Last week, I completed an audit for a pharmaceutical campaign targeting a very specific medical niche for a rare disease treatment. The client was understandably frustrated. They had a budget, they had a message, and they believed they were reaching patients and medical professionals at the exact moment they were searching for solutions on Google.
When I opened the account to review the last 180 days of activity, the data told a story that was both surprising and entirely too common in the world of unmanaged Google Ads.
The Hundred Percent Mismatch
The campaign was technically set up as a Search campaign. The intention was clear: capture high-intent traffic from people typing specific terms into the Google search bar. However, the reality was a total vanishing act. Within that six month period, the campaign recorded zero impressions on Google Search.
Every single impression and click had occurred on the Google Display Network!

This is what I call a network mismatch. While the settings allowed for Search, the algorithm had diverted the entire budget to websites, blogs, and apps across the internet. Instead of appearing for a patient searching for nitisinone tablets or AKU treatment, the ads were being shown to a broad audience in environments where intent is notoriously low.
Why Algorithms Choose the Path of Least Resistance
You might wonder how a Search campaign fails to show up on Search even once. The answer lies in the relationship between ad quality and the bidding environment. In this case, the ads were rated as poor strength. They lacked sufficient headlines and failed to incorporate the target keywords into the copy.
Because the ads were not competitive enough to win auctions in the highly specific and expensive Google Search environment, the algorithm looked for a way to fulfill its mandate: spending the daily budget.
By having the Display Network and Search Partners options checked, the advertiser essentially gave Google permission to spend that money elsewhere. The AI took the path of least resistance, buying up cheap, low-intent impressions on the Display Network just to keep the gears turning.

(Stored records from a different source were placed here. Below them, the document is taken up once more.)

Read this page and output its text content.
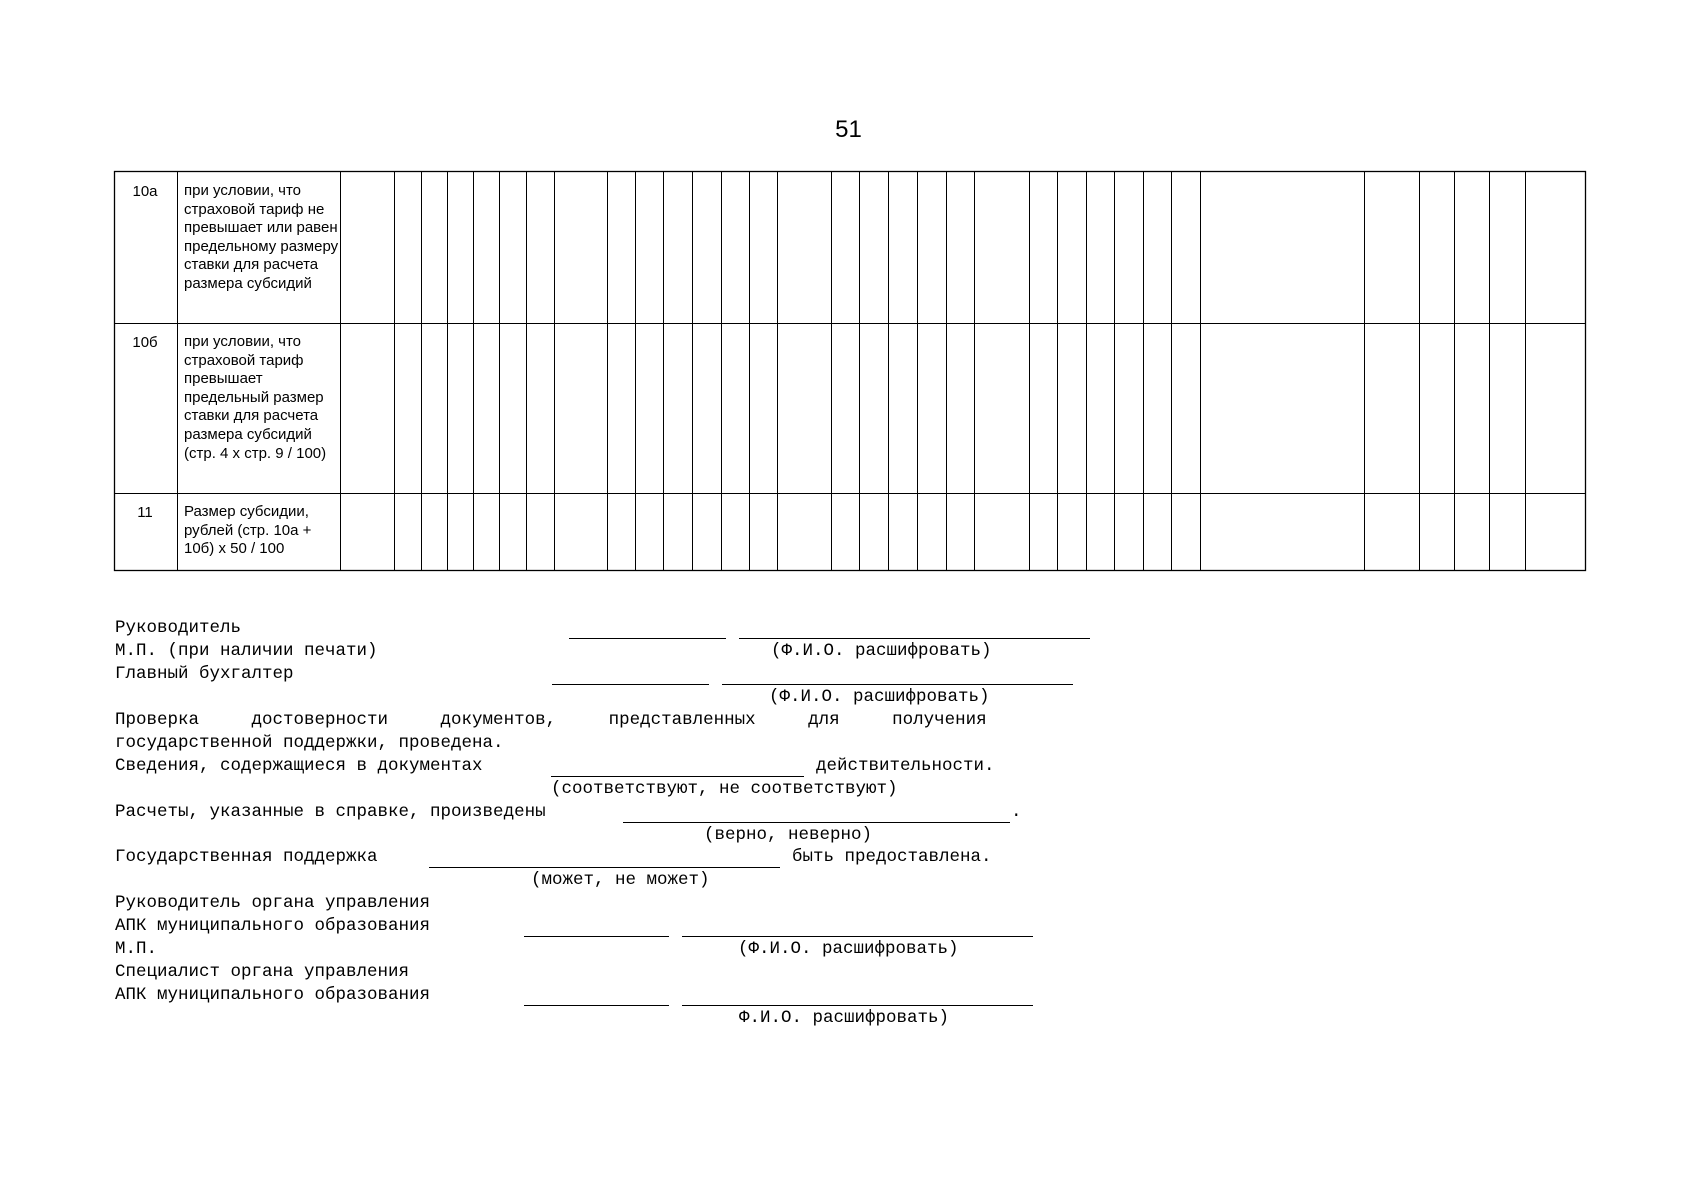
51
10а	при условии, что страховой тариф не превышает или равен предельному размеру ставки для расчета размера субсидий
10б	при условии, что страховой тариф превышает предельный размер ставки для расчета размера субсидий (стр. 4 x стр. 9 / 100)
11	Размер субсидии, рублей (стр. 10а + 10б) x 50 / 100
Руководитель
М.П. (при наличии печати)	(Ф.И.О. расшифровать)
Главный бухгалтер
(Ф.И.О. расшифровать)
Проверка     достоверности     документов,     представленных     для     получения
государственной поддержки, проведена.
Сведения, содержащиеся в документах	действительности.
(соответствуют, не соответствуют)
Расчеты, указанные в справке, произведены	.
(верно, неверно)
Государственная поддержка	быть предоставлена.
(может, не может)
Руководитель органа управления
АПК муниципального образования
М.П.	(Ф.И.О. расшифровать)
Специалист органа управления
АПК муниципального образования
Ф.И.О. расшифровать)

Tracking the Wrong Signals
The confusion was deepened by the fact that the dashboard showed conversions. On paper, it looked like the campaign was working. But as a precision gardener of lead generation, I always look at the nature of those conversions.
The campaign was tracking simple page loads, specifically the patient enrollment page. If a user landed on the page, Google counted it as a success. This created a dangerous feedback loop. The algorithm was being trained on low-value data. It didn’t matter if the person filled out a form, downloaded a treatment guide, or clicked the phone number; the mere act of a page loading was enough to signal the AI to find more of that same audience.
In a niche as small as the treatment of this rare disease, which sees only about 210 searches per month in the United States, this lack of precision is catastrophic. You cannot afford to fill a tiny bucket with junk traffic.
Strategic Recommendations for a Fresh Start
Because the current campaign was fundamentally misaligned, my primary recommendation was to disable the existing setup entirely and start fresh with a strategy built on precision rather than volume.
First, the technical guardrails must be tightened. This means immediately disabling the Display and Search Partner networks to ensure every penny is spent on the intended platform. The bidding strategy should revert to Maximize Clicks until the account has gathered enough genuine, high-quality conversion data to eventually support automation.
Second, we must move away from broad match, one-word single word keywords. In a rare disease niche, these terms attract too much informational traffic from people simply looking for a definition. Instead, I recommended using Exact Match keywords in brackets to target specific intent, such as [disease] treatment or [drug] tablets.
Third, the conversion tracking needs to be rebuilt to measure active signals. We should only count a conversion when a user takes a meaningful action, such as a PDF download or a click on a contact link.
Finally, the landing page itself must be optimised to mirror the search intent, ensuring that the headline and title tags explicitly address the user’s search for treatment.
Precision is the only way to win in a niche market. Without it, you aren’t running a campaign; you are just financing the algorithm’s mistakes.